“The Study of Administration” by Woodrow Wilson is today recognized as the foundation for the study of public administration. The publication of his essay in Political Science Quarterly (1887) followed closely on the heels of the civil service reforms. To Wilson (1887) these civil reforms were only the beginning but he insisted that we must “expand into efforts to improve, not the personnel only, but also the organizations and methods of our government offices” (Introduction Section, para. 1).
Wilson (1887) defines administration as “the most obvious part of government; it is the executive, the operative, and the most visible side of government, and is of course as old as government itself” (Section 1, para. 2). Despite its mature age, administration had not yet been studied or formatted in an effective way in the United States; instead the question was always what will the policy be, not how will the policy be successfully administered “with equity, with speed, and without friction” (Wilson, Section 1, para. 3). Wilson (1887) proclaims that “it is getting harder to run a constitution than to frame one” and as a result administration is becoming increasingly necessary to establish centralized administration in the United States (Section 1, para.6). According to Wilson (1887), the establishment of administration as a discipline of its own “shall seek to straighten the paths of government, to make its business less unbusinesslike, to strengthen and purify its organization, and to crown its duty with dutifulness”(Section 1, para. 10). Although public administration is still a newer field of study, I do believe that Wilson would be impressed with the progress government has made on a state and local level. We have developed more efficient local agencies that are far more accessible than ever before to citizens therefore making government less “unbusinesslike”.
Wilson clearly states in his article the concern with overall organizational efficiency and productivity of government. In his essay, Wilson (1887) compares the rapid growth of U.S. government to a “lusty child” that has developed in a strong physique but is “awkward in movement” (Section 1, para. 14). However, to be more organized and efficient is not a simple task, especially with the system of public opinion. Public rule has taken away the any chance of swift administrative decisions or serviceable equilibrium in government (Wilson, Section 1, para. 25) Wilson (1887) argues, “…the very fact that we realized popular rules in its fullness has made the task of organizing that rule just so much more difficult” (Section 1, para. 25). I can appreciate Wilson’s concern with overall effectiveness of government. It is close to impossible to quickly execute anything when we are forced to constantly count the popular votes especially in a society full of individuals who are too busy to pay attention. Unfortunately, I believe this will always be a challenge our government will face. Even though everything may not need popular vote, it is hard what was already given back. We need to be open to the idea of constantly re-evaluating our public administrative system. With that in mind we cannot be afraid of change when change is required. We must have more faith and less bureaucracy in our elected officials and the system.

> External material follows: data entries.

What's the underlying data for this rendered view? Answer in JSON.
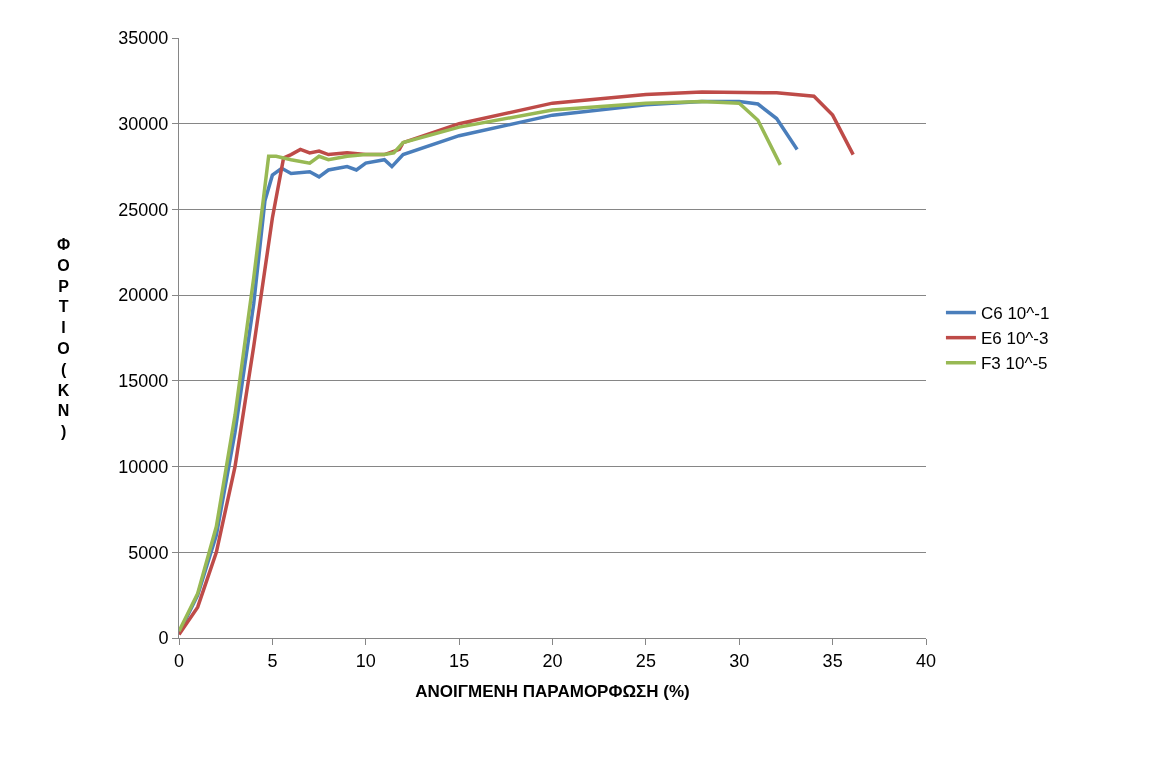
{
  "chart_data": {
    "type": "line",
    "xlabel": "ΑΝΟΙΓΜΕΝΗ ΠΑΡΑΜΟΡΦΩΣΗ (%)",
    "ylabel": "ΦΟΡΤΙΟ (KN)",
    "xlim": [
      0,
      40
    ],
    "xticks": [
      0,
      5,
      10,
      15,
      20,
      25,
      30,
      35,
      40
    ],
    "ylim": [
      0,
      35000
    ],
    "yticks": [
      0,
      5000,
      10000,
      15000,
      20000,
      25000,
      30000,
      35000
    ],
    "grid": "y",
    "legend": "right",
    "marker": "none",
    "line_style": "solid",
    "series": [
      {
        "name": "C6 10^-1",
        "color": "#4a7ebb",
        "x": [
          0,
          1,
          2,
          3,
          4,
          4.6,
          5,
          5.5,
          6,
          7,
          7.5,
          8,
          9,
          9.5,
          10,
          11,
          11.4,
          12,
          15,
          20,
          25,
          28,
          30,
          31,
          32,
          33.1
        ],
        "values": [
          300,
          2500,
          6000,
          12000,
          19500,
          25500,
          27000,
          27400,
          27100,
          27200,
          26900,
          27300,
          27500,
          27300,
          27700,
          27900,
          27500,
          28200,
          29300,
          30500,
          31100,
          31300,
          31300,
          31150,
          30300,
          28500
        ]
      },
      {
        "name": "E6 10^-3",
        "color": "#be4b48",
        "x": [
          0,
          1,
          2,
          3,
          4,
          5,
          5.6,
          6,
          6.5,
          7,
          7.5,
          8,
          9,
          10,
          11,
          11.8,
          12,
          15,
          20,
          25,
          28,
          32,
          34,
          35,
          36.1
        ],
        "values": [
          200,
          1800,
          5000,
          10000,
          17000,
          24500,
          28000,
          28200,
          28500,
          28300,
          28400,
          28200,
          28300,
          28200,
          28200,
          28500,
          28900,
          30000,
          31200,
          31700,
          31850,
          31800,
          31600,
          30500,
          28200
        ]
      },
      {
        "name": "F3 10^-5",
        "color": "#98b954",
        "x": [
          0,
          1,
          2,
          3,
          4,
          4.8,
          5.2,
          6,
          7,
          7.5,
          8,
          9,
          10,
          11,
          11.5,
          12,
          15,
          20,
          25,
          28,
          30,
          31,
          32.2
        ],
        "values": [
          400,
          2600,
          6500,
          13000,
          21000,
          28100,
          28100,
          27900,
          27700,
          28100,
          27900,
          28100,
          28200,
          28200,
          28300,
          28900,
          29800,
          30800,
          31200,
          31300,
          31200,
          30200,
          27600
        ]
      }
    ]
  }
}
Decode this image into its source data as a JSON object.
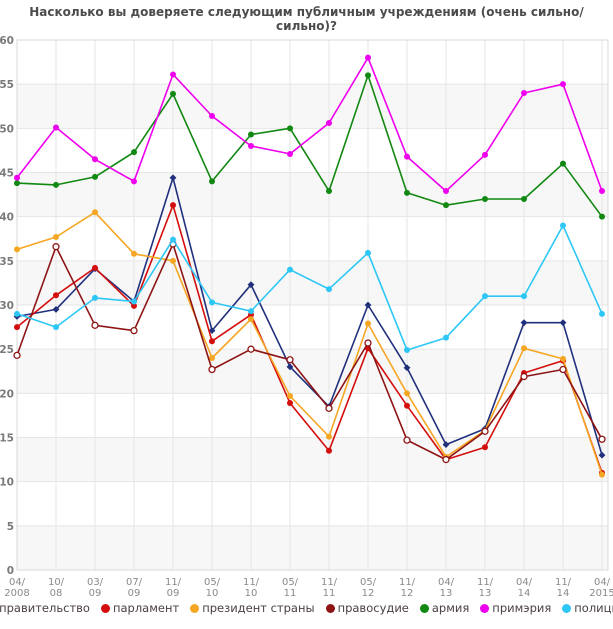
{
  "title": "Насколько вы доверяете следующим публичным учреждениям (очень сильно/сильно)?",
  "chart_data": {
    "type": "line",
    "x_labels": [
      "04/2008",
      "10/08",
      "03/09",
      "07/09",
      "11/09",
      "05/10",
      "11/10",
      "05/11",
      "11/11",
      "05/12",
      "11/12",
      "04/13",
      "11/13",
      "04/14",
      "11/14",
      "04/2015"
    ],
    "ylim": [
      0,
      60
    ],
    "y_tick_step": 5,
    "grid": true,
    "alternating_bands": true,
    "legend_position": "bottom",
    "series": [
      {
        "key": "government",
        "name": "правительство",
        "color": "#20307d",
        "marker": "diamond",
        "values": [
          28.7,
          29.5,
          34.1,
          30.4,
          44.4,
          27.1,
          32.3,
          23.0,
          18.5,
          30.0,
          22.9,
          14.2,
          16.0,
          28.0,
          28.0,
          13.0
        ]
      },
      {
        "key": "parliament",
        "name": "парламент",
        "color": "#d40d0d",
        "marker": "circle",
        "values": [
          27.5,
          31.1,
          34.2,
          29.9,
          41.3,
          25.9,
          28.9,
          18.9,
          13.5,
          25.1,
          18.6,
          12.5,
          13.9,
          22.3,
          23.7,
          11.0
        ]
      },
      {
        "key": "president",
        "name": "президент страны",
        "color": "#f5a623",
        "marker": "circle",
        "values": [
          36.3,
          37.7,
          40.5,
          35.8,
          35.0,
          24.0,
          28.4,
          19.7,
          15.1,
          27.9,
          20.0,
          12.8,
          15.8,
          25.1,
          23.9,
          10.8
        ]
      },
      {
        "key": "justice",
        "name": "правосудие",
        "color": "#8e1515",
        "marker": "circle-open",
        "values": [
          24.3,
          36.6,
          27.7,
          27.1,
          36.9,
          22.7,
          25.0,
          23.8,
          18.3,
          25.7,
          14.7,
          12.5,
          15.7,
          21.9,
          22.7,
          14.8
        ]
      },
      {
        "key": "army",
        "name": "армия",
        "color": "#118811",
        "marker": "circle",
        "values": [
          43.8,
          43.6,
          44.5,
          47.3,
          53.9,
          44.0,
          49.3,
          50.0,
          42.9,
          56.0,
          42.7,
          41.3,
          42.0,
          42.0,
          46.0,
          40.0
        ]
      },
      {
        "key": "city-hall",
        "name": "примэрия",
        "color": "#ee00ee",
        "marker": "circle",
        "values": [
          44.4,
          50.1,
          46.5,
          44.0,
          56.1,
          51.4,
          48.0,
          47.1,
          50.6,
          58.0,
          46.8,
          42.9,
          47.0,
          54.0,
          55.0,
          42.9
        ]
      },
      {
        "key": "police",
        "name": "полиция",
        "color": "#2ec7f5",
        "marker": "circle",
        "values": [
          29.0,
          27.5,
          30.8,
          30.4,
          37.4,
          30.3,
          29.3,
          34.0,
          31.8,
          35.9,
          24.9,
          26.3,
          31.0,
          31.0,
          39.0,
          29.0
        ]
      }
    ]
  },
  "colors": {
    "band": "#f7f7f7",
    "grid": "#e6e6e6",
    "plot_border": "#d9d9d9",
    "y_label": "#7a7a7a",
    "x_label": "#8a8a8a",
    "title": "#4c4c4c",
    "legend_text": "#4a4040",
    "background": "#ffffff"
  }
}
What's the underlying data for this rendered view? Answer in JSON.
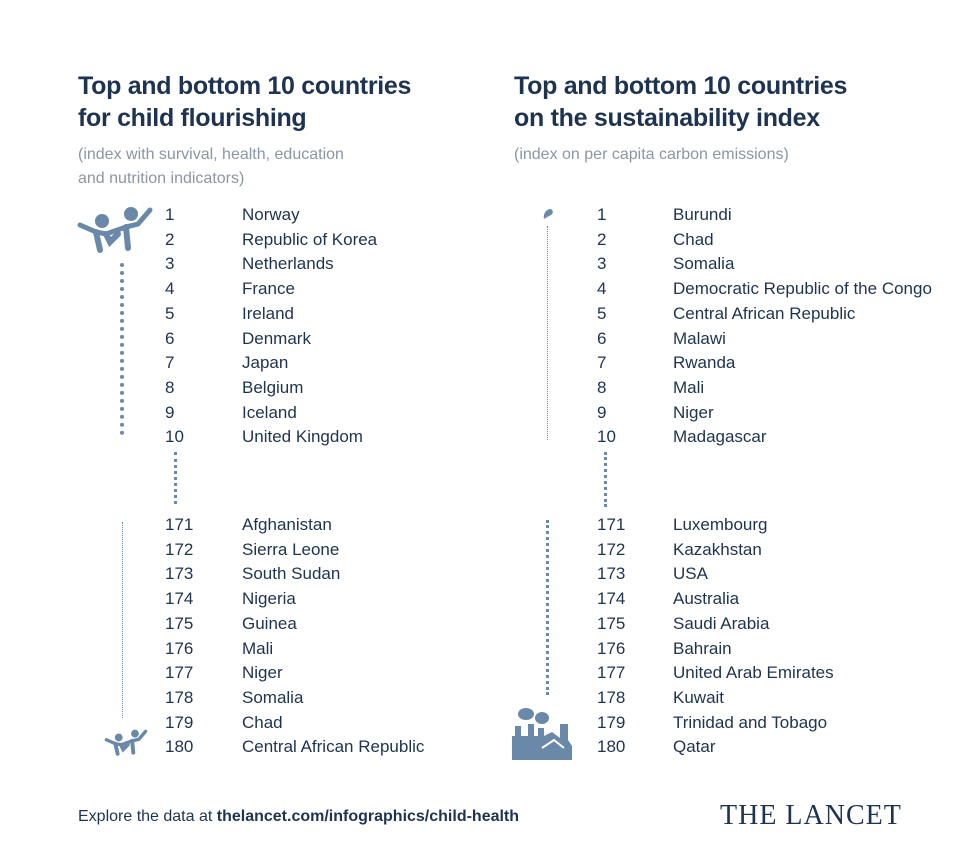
{
  "left": {
    "title_line1": "Top and bottom 10 countries",
    "title_line2": "for child flourishing",
    "subtitle_line1": "(index with survival, health, education",
    "subtitle_line2": "and nutrition indicators)",
    "top_icon": "children-playing-icon",
    "bottom_icon": "children-playing-icon",
    "top": [
      {
        "rank": "1",
        "country": "Norway"
      },
      {
        "rank": "2",
        "country": "Republic of Korea"
      },
      {
        "rank": "3",
        "country": "Netherlands"
      },
      {
        "rank": "4",
        "country": "France"
      },
      {
        "rank": "5",
        "country": "Ireland"
      },
      {
        "rank": "6",
        "country": "Denmark"
      },
      {
        "rank": "7",
        "country": "Japan"
      },
      {
        "rank": "8",
        "country": "Belgium"
      },
      {
        "rank": "9",
        "country": "Iceland"
      },
      {
        "rank": "10",
        "country": "United Kingdom"
      }
    ],
    "bottom": [
      {
        "rank": "171",
        "country": "Afghanistan"
      },
      {
        "rank": "172",
        "country": "Sierra Leone"
      },
      {
        "rank": "173",
        "country": "South Sudan"
      },
      {
        "rank": "174",
        "country": "Nigeria"
      },
      {
        "rank": "175",
        "country": "Guinea"
      },
      {
        "rank": "176",
        "country": "Mali"
      },
      {
        "rank": "177",
        "country": "Niger"
      },
      {
        "rank": "178",
        "country": "Somalia"
      },
      {
        "rank": "179",
        "country": "Chad"
      },
      {
        "rank": "180",
        "country": "Central African Republic"
      }
    ]
  },
  "right": {
    "title_line1": "Top and bottom 10 countries",
    "title_line2": "on the sustainability index",
    "subtitle_line1": "(index on per capita carbon emissions)",
    "top_icon": "smoke-puff-icon",
    "bottom_icon": "factory-icon",
    "top": [
      {
        "rank": "1",
        "country": "Burundi"
      },
      {
        "rank": "2",
        "country": "Chad"
      },
      {
        "rank": "3",
        "country": "Somalia"
      },
      {
        "rank": "4",
        "country": "Democratic Republic of the Congo"
      },
      {
        "rank": "5",
        "country": "Central African Republic"
      },
      {
        "rank": "6",
        "country": "Malawi"
      },
      {
        "rank": "7",
        "country": "Rwanda"
      },
      {
        "rank": "8",
        "country": "Mali"
      },
      {
        "rank": "9",
        "country": "Niger"
      },
      {
        "rank": "10",
        "country": "Madagascar"
      }
    ],
    "bottom": [
      {
        "rank": "171",
        "country": "Luxembourg"
      },
      {
        "rank": "172",
        "country": "Kazakhstan"
      },
      {
        "rank": "173",
        "country": "USA"
      },
      {
        "rank": "174",
        "country": "Australia"
      },
      {
        "rank": "175",
        "country": "Saudi Arabia"
      },
      {
        "rank": "176",
        "country": "Bahrain"
      },
      {
        "rank": "177",
        "country": "United Arab Emirates"
      },
      {
        "rank": "178",
        "country": "Kuwait"
      },
      {
        "rank": "179",
        "country": "Trinidad and Tobago"
      },
      {
        "rank": "180",
        "country": "Qatar"
      }
    ]
  },
  "footer": {
    "prefix": "Explore the data at ",
    "link": "thelancet.com/infographics/child-health",
    "logo": "THE LANCET"
  },
  "colors": {
    "text": "#1e3350",
    "subtitle": "#8a96a3",
    "icon": "#6a89a8"
  }
}
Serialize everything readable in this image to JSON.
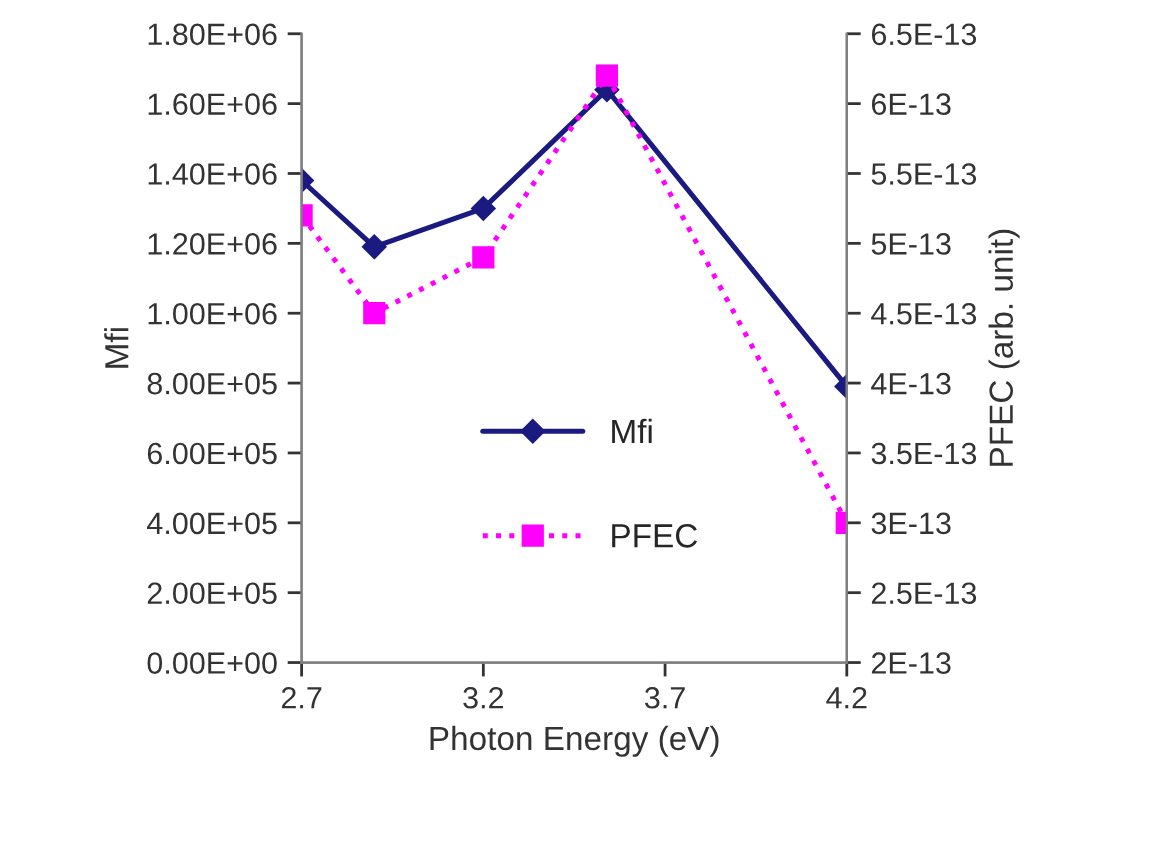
{
  "chart_data": {
    "type": "line",
    "xlabel": "Photon Energy (eV)",
    "ylabel": "Mfi",
    "y2label": "PFEC (arb. unit)",
    "x": [
      2.7,
      2.9,
      3.2,
      3.54,
      4.2
    ],
    "series": [
      {
        "name": "Mfi",
        "color": "#1a1a80",
        "values": [
          1380000,
          1190000,
          1300000,
          1640000,
          790000
        ],
        "marker": "diamond",
        "line_style": "solid"
      },
      {
        "name": "PFEC",
        "color": "#ff00ff",
        "values": [
          5.2e-13,
          4.5e-13,
          4.9e-13,
          6.2e-13,
          3e-13
        ],
        "axis": "y2",
        "marker": "square",
        "line_style": "dotted"
      }
    ],
    "xlim": [
      2.7,
      4.2
    ],
    "xticks": [
      2.7,
      3.2,
      3.7,
      4.2
    ],
    "ylim": [
      0,
      1800000
    ],
    "yticks": [
      {
        "value": 0,
        "label": "0.00E+00"
      },
      {
        "value": 200000,
        "label": "2.00E+05"
      },
      {
        "value": 400000,
        "label": "4.00E+05"
      },
      {
        "value": 600000,
        "label": "6.00E+05"
      },
      {
        "value": 800000,
        "label": "8.00E+05"
      },
      {
        "value": 1000000,
        "label": "1.00E+06"
      },
      {
        "value": 1200000,
        "label": "1.20E+06"
      },
      {
        "value": 1400000,
        "label": "1.40E+06"
      },
      {
        "value": 1600000,
        "label": "1.60E+06"
      },
      {
        "value": 1800000,
        "label": "1.80E+06"
      }
    ],
    "y2lim": [
      2e-13,
      6.5e-13
    ],
    "y2ticks": [
      {
        "value": 2e-13,
        "label": "2E-13"
      },
      {
        "value": 2.5e-13,
        "label": "2.5E-13"
      },
      {
        "value": 3e-13,
        "label": "3E-13"
      },
      {
        "value": 3.5e-13,
        "label": "3.5E-13"
      },
      {
        "value": 4e-13,
        "label": "4E-13"
      },
      {
        "value": 4.5e-13,
        "label": "4.5E-13"
      },
      {
        "value": 5e-13,
        "label": "5E-13"
      },
      {
        "value": 5.5e-13,
        "label": "5.5E-13"
      },
      {
        "value": 6e-13,
        "label": "6E-13"
      },
      {
        "value": 6.5e-13,
        "label": "6.5E-13"
      }
    ],
    "grid": false,
    "legend": "center"
  }
}
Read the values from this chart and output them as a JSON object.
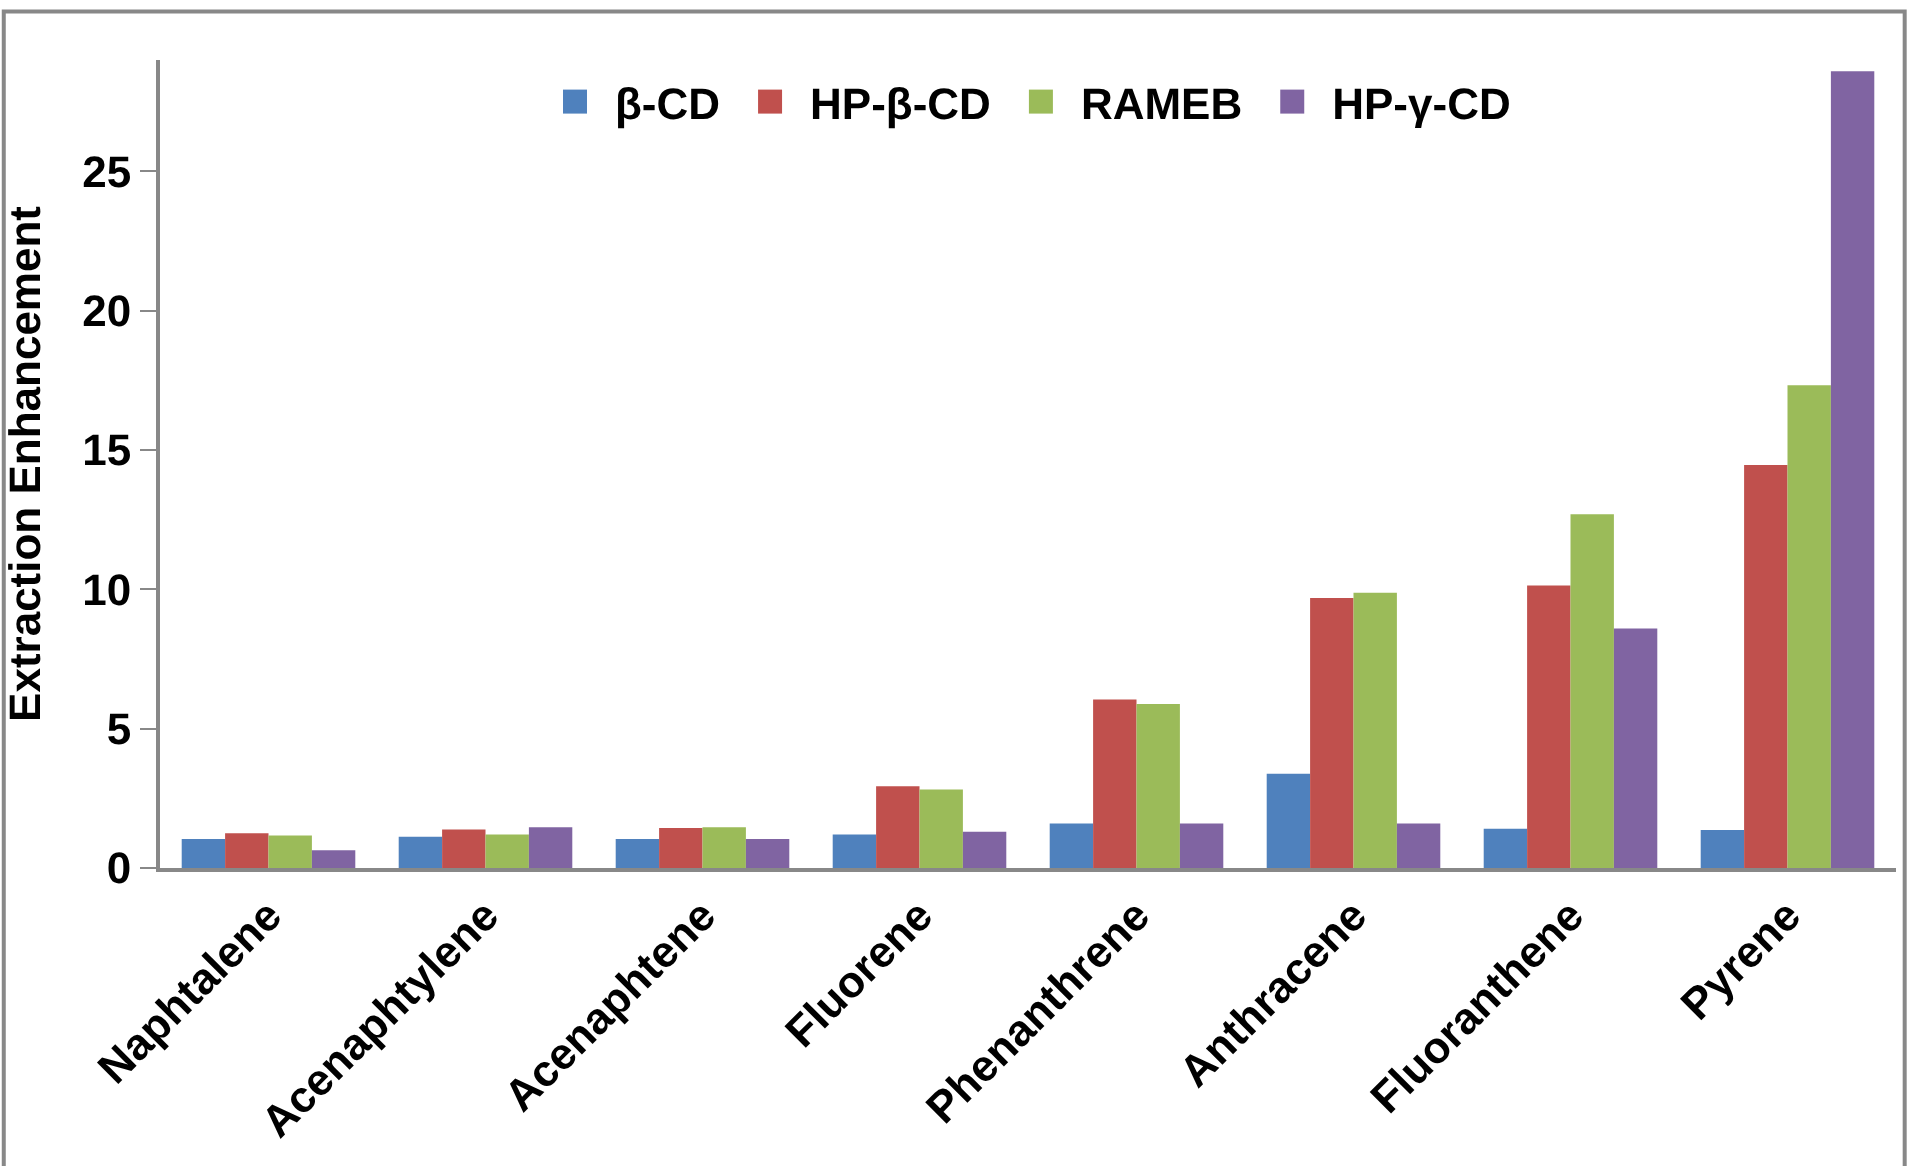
{
  "chart_data": {
    "type": "bar",
    "ylabel": "Extraction Enhancement",
    "categories": [
      "Naphtalene",
      "Acenaphtylene",
      "Acenaphtene",
      "Fluorene",
      "Phenanthrene",
      "Anthracene",
      "Fluoranthene",
      "Pyrene"
    ],
    "series": [
      {
        "name": "β-CD",
        "color": "#4f81bd",
        "values": [
          1.04,
          1.12,
          1.04,
          1.2,
          1.6,
          3.38,
          1.41,
          1.36
        ]
      },
      {
        "name": "HP-β-CD",
        "color": "#c0504d",
        "values": [
          1.25,
          1.38,
          1.44,
          2.93,
          6.05,
          9.69,
          10.14,
          14.46
        ]
      },
      {
        "name": "RAMEB",
        "color": "#9bbb59",
        "values": [
          1.17,
          1.2,
          1.46,
          2.82,
          5.89,
          9.88,
          12.7,
          17.33
        ]
      },
      {
        "name": "HP-γ-CD",
        "color": "#8064a2",
        "values": [
          0.64,
          1.46,
          1.04,
          1.3,
          1.6,
          1.6,
          8.6,
          28.6
        ]
      }
    ],
    "ylim": [
      0,
      29
    ],
    "yticks": [
      0,
      5,
      10,
      15,
      20,
      25
    ],
    "legend": "top"
  }
}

Finally, Wilson makes a point to address the need to separate politics and administration. Wilson (1887) claims that “administration lies outside the proper sphere of politics…although policies set the tasks for administration; it should not be suffered to manipulate its offices” (Section 2, para. 4). In other words, public appointment should not be based on political affiliation or anything other than merit. I am very nearly certain that most people today would agree with this notion. Again, I believe Wilson would be impressed with the progress we have made in this area of government. Yet, without saying too much I would add there is always room for improvement…
Although I felt the essay to be lengthy and repetitive, I am overall fascinated by Woodrow Wilson’s insight on government during a time in which government was trying desperately to figure out how to manage itself. It is apparent that many of the challenges Wilson addresses still remain in our government today and thus justifies the continued need for the study of public administration.
My favorite part of the essay, and a perfect note to end on, is when Woodrow Wilson writes…
Our duty is, to supply the best possible life to a federal organization, to systems within systems; to make town, city, county, state, and federal governments live with a like strength and an equally assured healthfulness, keeping each unquestionably its own master yet making all interdependent and co-operative combining independence with mutual helpfulness. The task is great and important enough to attract the best minds”.